松浦 恵子
今でこそ、そこそこ自転車を乗りこなしているつもりの私が自転車に乗れるようになったのは18歳の時でした。私の運動神経の鈍さは折り紙付き、外遊びが苦手な子供でした。父は自転車に乗れず、母は乗れると言っていましたが乗っている姿を見たことはなく、家に自転車がない環境でした。同年代の子供が学齢期前後に大人自転車の三角乗りや補助輪付きの子供自転車で自転車デビューを果たす姿を、さして気にも留めず育ちました。
それがなぜか、高校を卒業した後で自転車に乗ろう!と思い立ちました。近所に住む叔母(母の妹)が自転車を乗りこなす活発な人で、自転車を貸してくれ朝練にも付き合ってくれました。叔母に荷台を押さえてもらっての練習で、思いのほか時間もかからず一人で乗れるようになったと記憶しています。練習時のアドバイス「ハンドルを強く握っちゃ駄目。軽く握って腕を前に押し出すようにして、手元でなく前の方を見て」を今でも時々思い出します。

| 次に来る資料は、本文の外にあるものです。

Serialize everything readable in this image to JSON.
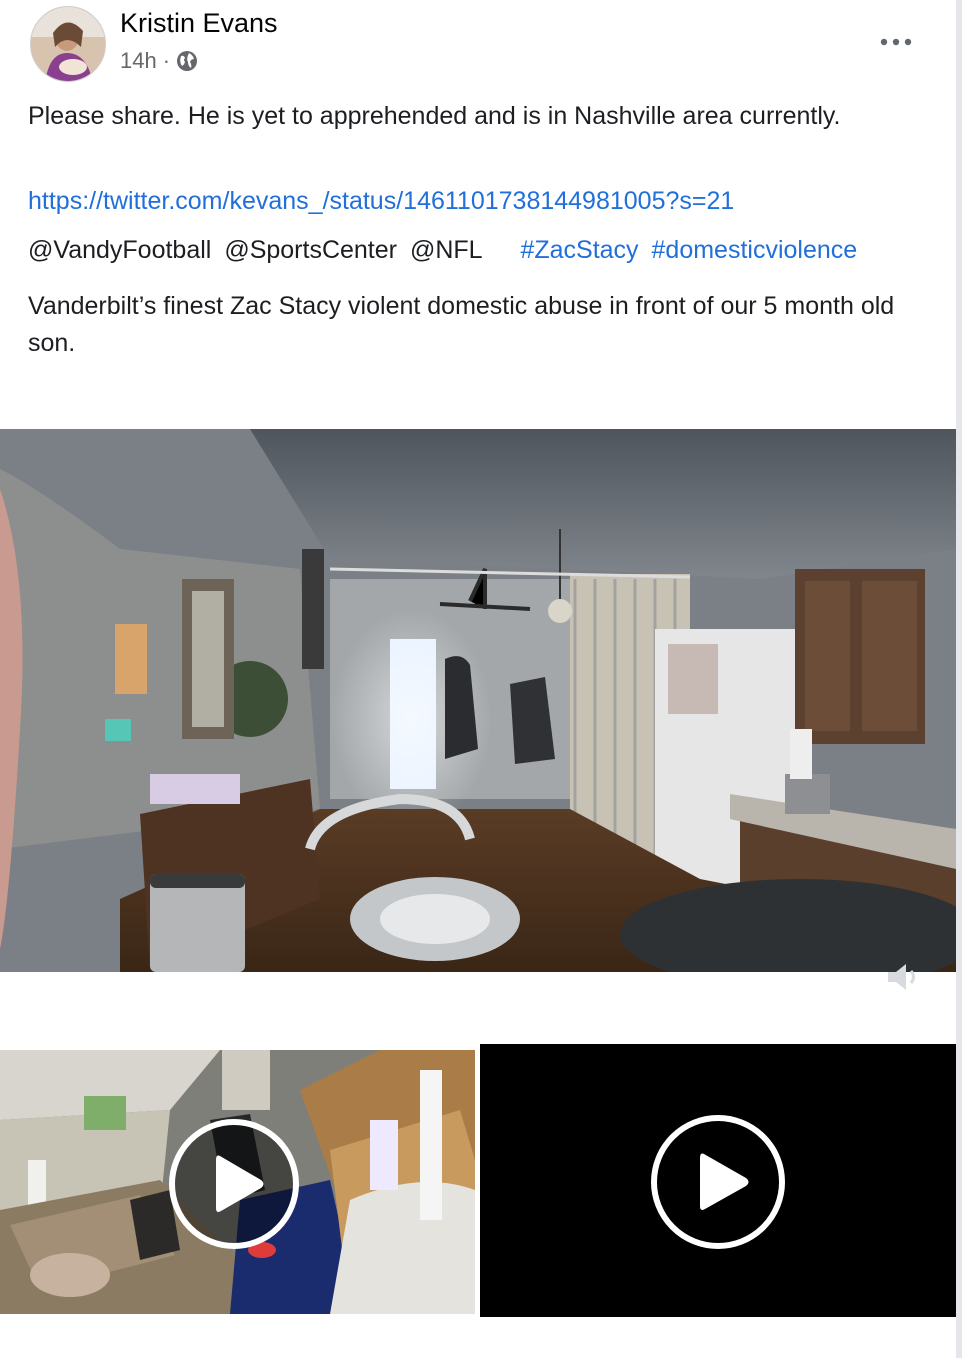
{
  "post": {
    "author": "Kristin Evans",
    "time": "14h",
    "separator": "·",
    "icons": {
      "avatar": "profile-photo",
      "privacy": "globe-icon",
      "menu": "more-options-icon",
      "volume": "volume-icon",
      "play": "play-icon"
    },
    "paragraph1": "Please share. He is yet to apprehended and is in Nashville area currently.",
    "link": "https://twitter.com/kevans_/status/1461101738144981005?s=21",
    "mentions": [
      "@VandyFootball",
      "@SportsCenter",
      "@NFL"
    ],
    "hashtags": [
      "#ZacStacy",
      "#domesticviolence"
    ],
    "paragraph2": "Vanderbilt’s finest Zac Stacy violent domestic abuse in front of our 5 month old son."
  },
  "colors": {
    "link": "#216fdb",
    "meta": "#65676b",
    "text": "#1c1e21"
  }
}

その年の夏に高校の同級生と担任だったS先生のお宅を訪問した際、最近の出来事の話題を振られて「自転車に乗れるようになった!」と恥ずかしげもなく告白した記憶があります。その時S先生が「自転車に乗れないとバイクにも乗れないんだよね」とおっしゃったことが忘れられません。バイクは跨りさえすれば走るものと思っていた私は驚き、かつ自転車練習は無駄ではなかった!と思いました。特にバイク乗りを目指したわけでもなかったけれど(数年後、旅先でレンタルバイクに乗った時にS先生の言葉を思い出しました)。
自転車デビューから半世紀(年齢暴露)、今や立派なオバ(婆)チャリダーの私は、傍から「気を付けて」と声をかけられると素直に「はい、気を付けます」と応じ歩行者や車に注意を払い、ヘルメットを着用して乗っています。なので我が子らよ「気を付けてね」の後に「年なんだから」の一言は言わないで欲しいな。